29 June 2015
Over the course of a nearly 30-year friendship, Rebecca Eisner and Lydia Kelley have shared plenty of milestones. The pair were law school roommates and graduated together from the University of Michigan Law School in 1989. They’ve celebrated each other’s weddings and the births of four sons between them. And they cheered one another through a string of career advancements, including making partner at their respective Am Law 100 firms.
On July 1, the two will be celebrating again as Eisner formally takes the reins as partner-in-charge of the 327-lawyer Chicago office of Mayer Brown. The move comes just over a year after Kelley assumed leadership of McDermott Will & Emery’s Chicago office, which is right around the corner in the Loop.
“The odds of coming out of a class that didn’t have many women, ending up in Chicago and managing to take a leadership role in each of our respective offices…. it’s almost unfathomable,” says Kelley.
Eisner, who advises clients on complex global technology and business outsourcing transactions, is taking the helm of Mayer Brown’s Chicago’s office after a serving on the firm’s partnership board.

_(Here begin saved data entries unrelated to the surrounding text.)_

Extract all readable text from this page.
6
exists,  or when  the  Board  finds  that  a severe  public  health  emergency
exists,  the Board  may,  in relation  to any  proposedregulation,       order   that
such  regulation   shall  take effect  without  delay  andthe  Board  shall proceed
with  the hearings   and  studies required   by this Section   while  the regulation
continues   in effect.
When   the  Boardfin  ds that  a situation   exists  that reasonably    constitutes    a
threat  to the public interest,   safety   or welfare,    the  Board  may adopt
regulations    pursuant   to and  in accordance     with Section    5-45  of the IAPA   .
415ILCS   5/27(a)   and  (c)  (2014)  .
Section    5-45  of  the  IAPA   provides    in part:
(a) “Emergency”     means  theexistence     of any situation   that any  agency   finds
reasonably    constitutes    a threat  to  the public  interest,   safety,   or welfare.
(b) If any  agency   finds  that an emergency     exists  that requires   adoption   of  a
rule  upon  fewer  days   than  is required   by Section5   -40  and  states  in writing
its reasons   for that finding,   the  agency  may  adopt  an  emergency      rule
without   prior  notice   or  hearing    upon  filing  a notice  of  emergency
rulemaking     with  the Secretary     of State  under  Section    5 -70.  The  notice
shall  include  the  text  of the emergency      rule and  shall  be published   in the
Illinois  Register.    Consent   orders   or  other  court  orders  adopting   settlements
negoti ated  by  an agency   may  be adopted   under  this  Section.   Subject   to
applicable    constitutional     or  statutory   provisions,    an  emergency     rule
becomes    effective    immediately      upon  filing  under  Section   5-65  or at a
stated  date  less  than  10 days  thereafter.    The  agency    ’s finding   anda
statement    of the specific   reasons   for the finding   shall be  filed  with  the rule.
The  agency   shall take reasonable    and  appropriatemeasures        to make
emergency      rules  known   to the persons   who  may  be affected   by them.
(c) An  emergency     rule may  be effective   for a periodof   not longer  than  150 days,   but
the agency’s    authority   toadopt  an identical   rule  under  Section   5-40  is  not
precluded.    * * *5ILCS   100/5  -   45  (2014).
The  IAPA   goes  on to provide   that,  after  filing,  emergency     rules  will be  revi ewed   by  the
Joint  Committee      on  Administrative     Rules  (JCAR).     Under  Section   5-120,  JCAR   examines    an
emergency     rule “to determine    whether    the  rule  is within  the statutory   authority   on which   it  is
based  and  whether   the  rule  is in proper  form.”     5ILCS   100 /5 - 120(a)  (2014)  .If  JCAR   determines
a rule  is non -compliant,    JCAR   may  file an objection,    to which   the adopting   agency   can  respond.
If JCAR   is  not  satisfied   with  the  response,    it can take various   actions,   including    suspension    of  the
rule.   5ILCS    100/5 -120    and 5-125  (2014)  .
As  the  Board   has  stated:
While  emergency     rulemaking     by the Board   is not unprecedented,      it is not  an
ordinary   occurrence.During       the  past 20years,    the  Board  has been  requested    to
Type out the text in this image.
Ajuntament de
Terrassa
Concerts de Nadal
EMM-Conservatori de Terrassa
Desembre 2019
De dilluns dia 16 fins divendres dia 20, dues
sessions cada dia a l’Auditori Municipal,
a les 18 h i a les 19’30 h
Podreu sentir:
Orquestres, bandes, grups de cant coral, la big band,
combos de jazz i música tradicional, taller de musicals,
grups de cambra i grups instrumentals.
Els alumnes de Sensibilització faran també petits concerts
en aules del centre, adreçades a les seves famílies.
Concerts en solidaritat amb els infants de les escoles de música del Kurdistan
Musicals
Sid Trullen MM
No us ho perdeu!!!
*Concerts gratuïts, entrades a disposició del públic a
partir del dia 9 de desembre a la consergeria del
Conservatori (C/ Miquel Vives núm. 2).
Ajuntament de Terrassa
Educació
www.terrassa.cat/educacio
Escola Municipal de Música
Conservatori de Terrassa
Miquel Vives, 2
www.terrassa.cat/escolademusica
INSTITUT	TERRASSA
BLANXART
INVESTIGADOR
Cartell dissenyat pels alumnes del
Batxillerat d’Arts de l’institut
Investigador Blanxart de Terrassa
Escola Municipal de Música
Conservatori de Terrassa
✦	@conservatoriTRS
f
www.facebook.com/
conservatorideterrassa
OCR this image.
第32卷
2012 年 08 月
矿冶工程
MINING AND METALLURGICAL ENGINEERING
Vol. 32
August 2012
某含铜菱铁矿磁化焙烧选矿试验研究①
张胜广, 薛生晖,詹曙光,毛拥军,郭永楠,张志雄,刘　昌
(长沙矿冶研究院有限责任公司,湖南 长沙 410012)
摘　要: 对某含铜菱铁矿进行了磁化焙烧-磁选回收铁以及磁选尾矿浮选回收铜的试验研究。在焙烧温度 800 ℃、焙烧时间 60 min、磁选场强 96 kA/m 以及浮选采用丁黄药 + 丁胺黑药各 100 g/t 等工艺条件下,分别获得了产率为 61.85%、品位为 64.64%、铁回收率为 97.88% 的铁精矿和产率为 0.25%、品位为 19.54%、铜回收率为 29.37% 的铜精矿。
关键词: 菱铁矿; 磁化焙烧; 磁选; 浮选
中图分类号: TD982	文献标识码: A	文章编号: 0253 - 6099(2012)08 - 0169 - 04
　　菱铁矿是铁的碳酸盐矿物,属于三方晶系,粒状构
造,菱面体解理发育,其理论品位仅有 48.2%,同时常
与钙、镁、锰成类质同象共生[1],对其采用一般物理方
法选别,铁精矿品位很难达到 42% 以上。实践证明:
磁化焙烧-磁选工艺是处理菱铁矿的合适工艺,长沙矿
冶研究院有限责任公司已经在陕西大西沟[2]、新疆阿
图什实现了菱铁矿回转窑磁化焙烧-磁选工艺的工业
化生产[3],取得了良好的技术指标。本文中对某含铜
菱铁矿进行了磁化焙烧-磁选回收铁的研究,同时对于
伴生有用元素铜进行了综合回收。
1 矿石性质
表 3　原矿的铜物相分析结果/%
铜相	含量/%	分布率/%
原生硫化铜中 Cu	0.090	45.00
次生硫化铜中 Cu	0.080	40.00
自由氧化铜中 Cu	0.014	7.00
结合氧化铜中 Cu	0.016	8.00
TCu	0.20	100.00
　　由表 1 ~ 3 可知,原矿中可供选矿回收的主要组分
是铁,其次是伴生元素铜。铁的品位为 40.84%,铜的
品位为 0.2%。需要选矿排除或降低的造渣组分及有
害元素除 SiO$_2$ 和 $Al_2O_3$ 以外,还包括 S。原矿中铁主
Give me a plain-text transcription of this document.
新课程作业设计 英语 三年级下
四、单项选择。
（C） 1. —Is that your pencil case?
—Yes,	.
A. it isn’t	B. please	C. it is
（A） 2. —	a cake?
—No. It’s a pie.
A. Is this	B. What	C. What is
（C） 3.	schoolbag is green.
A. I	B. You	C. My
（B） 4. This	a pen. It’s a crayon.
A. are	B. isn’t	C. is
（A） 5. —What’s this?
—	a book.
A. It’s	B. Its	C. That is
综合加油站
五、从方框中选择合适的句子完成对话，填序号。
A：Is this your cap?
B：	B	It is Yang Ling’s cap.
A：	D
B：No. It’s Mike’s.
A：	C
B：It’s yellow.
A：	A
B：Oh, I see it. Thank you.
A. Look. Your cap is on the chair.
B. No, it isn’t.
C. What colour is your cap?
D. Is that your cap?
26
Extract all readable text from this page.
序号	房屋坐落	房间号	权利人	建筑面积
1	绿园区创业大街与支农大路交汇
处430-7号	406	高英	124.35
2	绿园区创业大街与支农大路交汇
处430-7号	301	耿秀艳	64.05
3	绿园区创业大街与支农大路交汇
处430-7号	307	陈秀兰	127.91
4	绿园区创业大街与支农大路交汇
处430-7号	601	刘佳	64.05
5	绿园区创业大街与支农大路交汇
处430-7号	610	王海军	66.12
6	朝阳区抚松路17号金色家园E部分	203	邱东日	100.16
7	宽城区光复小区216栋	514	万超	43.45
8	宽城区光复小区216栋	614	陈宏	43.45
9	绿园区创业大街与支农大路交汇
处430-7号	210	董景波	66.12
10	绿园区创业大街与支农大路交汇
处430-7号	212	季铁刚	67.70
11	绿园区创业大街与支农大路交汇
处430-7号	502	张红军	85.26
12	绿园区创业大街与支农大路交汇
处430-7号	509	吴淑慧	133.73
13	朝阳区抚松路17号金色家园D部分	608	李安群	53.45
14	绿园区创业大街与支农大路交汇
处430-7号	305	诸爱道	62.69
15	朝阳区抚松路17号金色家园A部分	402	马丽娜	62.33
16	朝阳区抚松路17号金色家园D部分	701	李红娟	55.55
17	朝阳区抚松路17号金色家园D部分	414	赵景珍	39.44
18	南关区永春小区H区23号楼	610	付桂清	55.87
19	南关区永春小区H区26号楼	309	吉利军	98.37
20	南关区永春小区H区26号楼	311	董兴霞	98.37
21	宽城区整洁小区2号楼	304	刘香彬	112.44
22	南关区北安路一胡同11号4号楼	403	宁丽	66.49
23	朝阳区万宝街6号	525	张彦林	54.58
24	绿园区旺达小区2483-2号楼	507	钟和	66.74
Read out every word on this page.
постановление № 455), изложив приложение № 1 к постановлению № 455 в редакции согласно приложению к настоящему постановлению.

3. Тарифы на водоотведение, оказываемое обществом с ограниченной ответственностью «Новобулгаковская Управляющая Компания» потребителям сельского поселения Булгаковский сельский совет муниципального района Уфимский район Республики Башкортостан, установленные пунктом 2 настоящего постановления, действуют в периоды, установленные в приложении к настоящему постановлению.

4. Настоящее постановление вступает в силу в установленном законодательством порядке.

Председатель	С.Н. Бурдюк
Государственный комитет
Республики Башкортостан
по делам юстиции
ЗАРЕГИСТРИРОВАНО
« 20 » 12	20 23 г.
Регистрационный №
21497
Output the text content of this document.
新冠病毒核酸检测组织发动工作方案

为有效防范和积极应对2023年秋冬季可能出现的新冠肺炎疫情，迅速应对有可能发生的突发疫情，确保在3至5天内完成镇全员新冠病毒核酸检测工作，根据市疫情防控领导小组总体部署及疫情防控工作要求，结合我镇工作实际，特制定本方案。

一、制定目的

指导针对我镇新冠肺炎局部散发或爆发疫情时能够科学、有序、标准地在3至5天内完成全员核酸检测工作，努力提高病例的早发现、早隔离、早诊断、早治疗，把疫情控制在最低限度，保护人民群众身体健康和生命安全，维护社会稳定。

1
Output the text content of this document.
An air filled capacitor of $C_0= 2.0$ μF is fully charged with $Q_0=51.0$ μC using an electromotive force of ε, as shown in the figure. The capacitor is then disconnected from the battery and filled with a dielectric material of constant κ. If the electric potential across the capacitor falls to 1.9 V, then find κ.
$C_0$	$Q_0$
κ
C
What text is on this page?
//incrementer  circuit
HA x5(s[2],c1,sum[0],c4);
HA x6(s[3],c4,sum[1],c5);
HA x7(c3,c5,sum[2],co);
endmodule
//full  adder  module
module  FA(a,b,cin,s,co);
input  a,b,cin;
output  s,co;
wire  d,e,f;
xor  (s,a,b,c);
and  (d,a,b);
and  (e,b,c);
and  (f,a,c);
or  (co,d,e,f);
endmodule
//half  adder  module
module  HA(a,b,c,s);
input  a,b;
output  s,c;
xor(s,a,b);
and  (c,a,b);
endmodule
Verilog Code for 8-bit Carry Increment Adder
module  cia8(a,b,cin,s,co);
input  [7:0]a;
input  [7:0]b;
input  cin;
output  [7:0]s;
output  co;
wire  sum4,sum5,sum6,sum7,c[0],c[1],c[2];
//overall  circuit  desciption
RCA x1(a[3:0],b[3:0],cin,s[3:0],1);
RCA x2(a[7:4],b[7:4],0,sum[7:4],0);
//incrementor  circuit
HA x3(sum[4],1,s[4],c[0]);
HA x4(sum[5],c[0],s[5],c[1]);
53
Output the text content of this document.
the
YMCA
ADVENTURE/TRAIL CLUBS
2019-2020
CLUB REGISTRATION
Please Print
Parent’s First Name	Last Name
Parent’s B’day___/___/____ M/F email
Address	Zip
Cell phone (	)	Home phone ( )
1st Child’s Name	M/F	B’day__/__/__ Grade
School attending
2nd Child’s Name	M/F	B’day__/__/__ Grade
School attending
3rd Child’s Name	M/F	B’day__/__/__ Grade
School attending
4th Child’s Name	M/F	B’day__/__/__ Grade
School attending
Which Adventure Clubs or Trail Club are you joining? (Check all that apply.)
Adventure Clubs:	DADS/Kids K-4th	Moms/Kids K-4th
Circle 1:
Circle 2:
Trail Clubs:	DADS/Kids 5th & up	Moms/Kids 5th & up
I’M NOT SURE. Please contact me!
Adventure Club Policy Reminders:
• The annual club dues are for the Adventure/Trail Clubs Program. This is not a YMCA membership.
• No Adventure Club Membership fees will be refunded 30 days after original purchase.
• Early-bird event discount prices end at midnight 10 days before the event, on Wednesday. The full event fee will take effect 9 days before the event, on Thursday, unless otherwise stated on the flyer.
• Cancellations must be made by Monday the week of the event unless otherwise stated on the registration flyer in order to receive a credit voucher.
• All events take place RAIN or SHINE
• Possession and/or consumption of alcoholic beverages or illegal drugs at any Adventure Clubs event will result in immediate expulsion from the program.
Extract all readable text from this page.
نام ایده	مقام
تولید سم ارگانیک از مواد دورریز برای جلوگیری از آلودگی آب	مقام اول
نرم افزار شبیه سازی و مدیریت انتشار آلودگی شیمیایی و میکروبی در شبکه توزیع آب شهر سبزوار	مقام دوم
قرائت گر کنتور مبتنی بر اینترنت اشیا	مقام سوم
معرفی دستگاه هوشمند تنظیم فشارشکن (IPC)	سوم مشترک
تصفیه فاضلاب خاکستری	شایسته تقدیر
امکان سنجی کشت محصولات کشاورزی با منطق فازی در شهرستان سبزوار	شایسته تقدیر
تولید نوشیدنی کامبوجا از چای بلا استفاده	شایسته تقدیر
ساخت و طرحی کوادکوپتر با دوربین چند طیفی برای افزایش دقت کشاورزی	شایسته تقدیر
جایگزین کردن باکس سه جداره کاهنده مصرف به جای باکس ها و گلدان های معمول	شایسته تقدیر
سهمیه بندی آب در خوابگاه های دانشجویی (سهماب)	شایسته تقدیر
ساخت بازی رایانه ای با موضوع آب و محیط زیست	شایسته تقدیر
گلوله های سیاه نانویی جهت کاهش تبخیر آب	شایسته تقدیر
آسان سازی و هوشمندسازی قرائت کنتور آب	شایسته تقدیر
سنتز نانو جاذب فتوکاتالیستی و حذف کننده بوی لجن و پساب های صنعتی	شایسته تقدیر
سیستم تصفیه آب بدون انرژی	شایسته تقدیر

She replaces corporate partner Frederick “Fritz” Thomas, who has led the office since 2007.
The transition leaves Eisner and Kelley in charge of two of the windy city’s largest law firm offices—McDermott’s Chicago headcount stands at 258, according to The National Law Journal’s latest NLJ 350 survey. They also stand out as the only women appointed leaders among the city’s 20 largest law offices.
Eisner and Kelley say they’ve grappled with plenty of obstacles in the course of their careers, especially in a field where senior advancement is still largely reserved for men. But they say they’ve advocated for each other, and they haven’t been shy about advocating for themselves.
“Women tend to be afraid to ask for things that they want, and this can lead to being undervalued or undervaluing yourself,” Eisner says. “You always have more power than you think you have. This is really important for female associates.”
Kelley, whose practice is centered on transactional tax advice, echoes that sentiment. “Rebecca and I were not afraid to ask questions,” she says. Kelley became McDermott’s Chicago managing partner in April 2014, succeeding Nancy Gerrie.
Both women say they’re glad they’ve graduated from sharing mac and cheese dinners and cheap beer during their law school days. But they still get together regularly, they say, meeting for a cocktail or a meal or just to catch up.
“The ability to share with, learn from, and lean on each other has never wavered,” Kelley says. “Nor has the frequency of all-out laughter in our conversations.”